"Someone else"? What is that supposed to mean? Now I'm agonizing, wondering if there's another woman in his life, another woman he holds. Kisses. Loves. It's driving me crazy, and it hasn't even been five minutes. But the way she said it...
It's not that I don't trust him. I do. It's that I don't believe that anyone could love me, even him.
Don't say it, I know you always tell me I'm lovable, that I'm not a horrible person, and I say I believe you. On some level, I really do believe you. But deep down inside, I just can't make myself fully believe that. I can smile and say I believe you because on a superficial level, I do. But when the day is done and I'm alone in my apartment, I take off all my masks and complicated layers, and the truth is there, staring at me. At the end of the day, I'm right back to where I started, thinking I am nothing.
You were right when you said he'd be good for me, when I was fighting dating him. I didn't want to date him, because I was even insecure on my superficial layers, the ones I put on every morning so no one knows who I am inside. Then you convinced me that he didn't care about how insecure I was, that he just thought I was amazing, and just wanted to be with me.
You said he thought I was a goddess. The most beautiful thing he'd ever seen, everything he'd ever imagined all rolled up into one blonde little package.
You were right. He treated me so perfectly, he was so gentle and sweet with me. That may not have been his "image", but everything about him was different with me. I remember when you'd push him, he'd push you back, just as hard. But then he would turn around and put his arm around my waist, and rub my side with his thumb, just as gentle as a new mother is with her baby.
I felt like a queen. I was his queen, and I floated on cloud nine all day, every day. Nothing could touch me anymore, I felt almost immortal.
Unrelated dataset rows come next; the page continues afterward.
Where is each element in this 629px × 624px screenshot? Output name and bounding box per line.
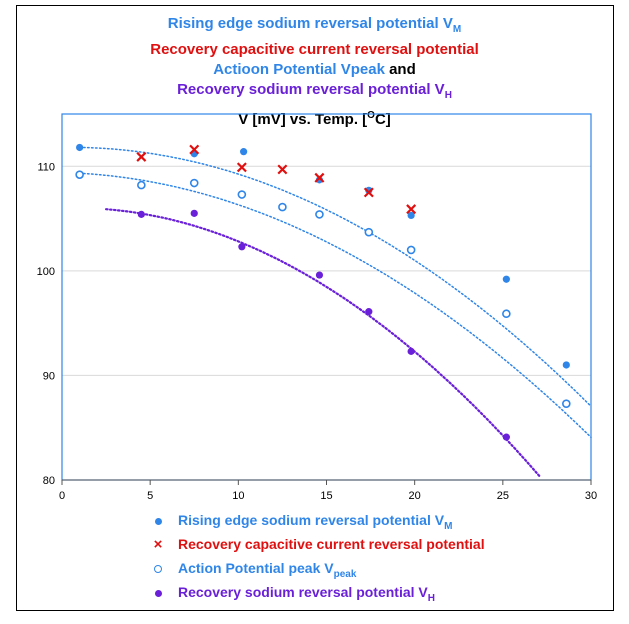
data-point xyxy=(137,180,146,190)
data-point xyxy=(314,172,325,183)
chart-title-block: Rising edge sodium reversal potential VM… xyxy=(0,14,629,130)
data-point xyxy=(189,178,199,188)
x-tick-label: 15 xyxy=(320,490,332,502)
title-line-4: Recovery sodium reversal potential VH xyxy=(177,81,452,101)
legend-item-vpeak: Action Potential peak Vpeak xyxy=(150,556,485,580)
data-point xyxy=(238,243,246,251)
title-line-2: Recovery capacitive current reversal pot… xyxy=(150,41,479,58)
y-tick-label: 90 xyxy=(43,370,55,382)
legend-item-capacitive: × Recovery capacitive current reversal po… xyxy=(150,532,485,556)
x-tick-label: 25 xyxy=(497,490,509,502)
legend: Rising edge sodium reversal potential VM… xyxy=(150,508,485,604)
data-point xyxy=(315,271,324,279)
data-point xyxy=(277,164,288,175)
data-point xyxy=(364,227,374,237)
data-point xyxy=(502,433,510,441)
y-tick-label: 110 xyxy=(37,161,55,173)
title-line-1: Rising edge sodium reversal potential VM xyxy=(167,15,462,35)
legend-item-vh: Recovery sodium reversal potential VH xyxy=(150,580,485,604)
data-point xyxy=(240,148,248,156)
x-tick-label: 30 xyxy=(585,490,597,502)
data-point xyxy=(365,308,373,316)
data-point xyxy=(236,162,247,173)
data-point xyxy=(278,202,287,212)
data-point xyxy=(76,143,84,152)
trendline-open-circle xyxy=(78,172,592,439)
legend-marker-filled-circle-blue xyxy=(150,508,166,532)
data-point xyxy=(189,144,200,155)
y-tick-label: 100 xyxy=(37,266,55,278)
data-point xyxy=(237,190,247,199)
x-tick-label: 20 xyxy=(409,490,421,502)
x-tick-label: 5 xyxy=(147,490,153,502)
x-tick-label: 0 xyxy=(59,490,65,502)
data-point xyxy=(406,245,416,255)
data-point xyxy=(75,170,84,179)
data-point xyxy=(562,361,570,369)
y-tick-label: 80 xyxy=(43,475,55,487)
data-point xyxy=(502,275,510,283)
data-point xyxy=(562,399,571,408)
legend-marker-filled-circle-purple xyxy=(150,580,166,604)
data-point xyxy=(137,210,145,218)
data-point xyxy=(406,204,417,215)
legend-item-vm: Rising edge sodium reversal potential VM xyxy=(150,508,485,532)
title-line-3: Actioon Potential Vpeak and xyxy=(213,61,416,78)
trendline-filled-circle xyxy=(104,208,542,478)
legend-marker-open-circle-blue xyxy=(150,556,166,580)
data-point xyxy=(407,211,415,220)
data-point xyxy=(407,347,415,355)
trendline-filled-circle xyxy=(78,146,592,408)
plot-area-border xyxy=(61,113,592,481)
data-point xyxy=(136,151,147,162)
x-tick-label: 10 xyxy=(232,490,244,502)
legend-marker-x-red: × xyxy=(153,536,163,553)
figure-frame xyxy=(16,5,614,611)
data-point xyxy=(315,210,324,219)
data-point xyxy=(363,187,374,198)
data-point xyxy=(190,209,198,217)
title-line-5: V [mV] vs. Temp. [OC] xyxy=(238,110,391,128)
data-point xyxy=(502,309,511,319)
But now, he'll be gone for a long time. There's going to be so many pretty girls around, all the time. I may not look like the Hunchback of Notre Dame, but I am certainly no Miss USA. I don't hold a candle to those girls, with their long blonde hair, big mascara'd eyes, and perfectly toned tan bodies. I'm more the shoulder-length hair, make-up free, not-so-tan, and definitely not-so-toned type.
So now, I'm back to my insecure self, with those two simple words - "someone else". They look so harmless, and it's hard to believe that, sitting here writing this to you, those words could cause me the need to sit at a desk and try for hours to write the words I want to say to you. I'm not so good with saying things, so I have to write them. Otherwise they just come out horribly, and people get angry at things I say, even though I didn't mean anything harmful. I just get flustered and things don't come out right.
I guess I should get to the point of this letter, shouldn't I? The point is, I'm trying to tell you that I need help. Most people, they just have moments of self-doubt, of low self-esteem. I've just gone through six years of it, and I see no end in sight. His love has helped me more than anything I could ever have imagined could from someone else, I have gained self-confidence from him. But I want to not hate myself when I'm alone in my living room, staring out the window into the night. Because this self-hatred has made me paranoid, it's made me doubt that anyone could love me. It's made me positive that he will leave me, sooner or later. And I hope it will be later, but I keep thinking, that since he's leaving in a week, it's going to be sooner. And it tears me apart inside that I could even possibly lose him, and the love I receive from him. Which brings me to the other reason I wrote this letter, to try to explain something I could never explain to you before, even though you are my best friend. Do you remember how I didn't want to date him? Do you remember all I've written about my self-doubt, and that I'm terrified of losing him now that I love him so much? And how I said it would be bad for me? I've hurt so much these last few years, and I never wanted to hurt again. But the thought that I could lose him at any minute, that makes me hurt. It makes me hurt more than I ever thought possible.
That is why I fought.
Also...Also, I'm glad that I lost. Like they say, "It's better to have loved and lost then to never have loved at all." Whoever they are, they're right.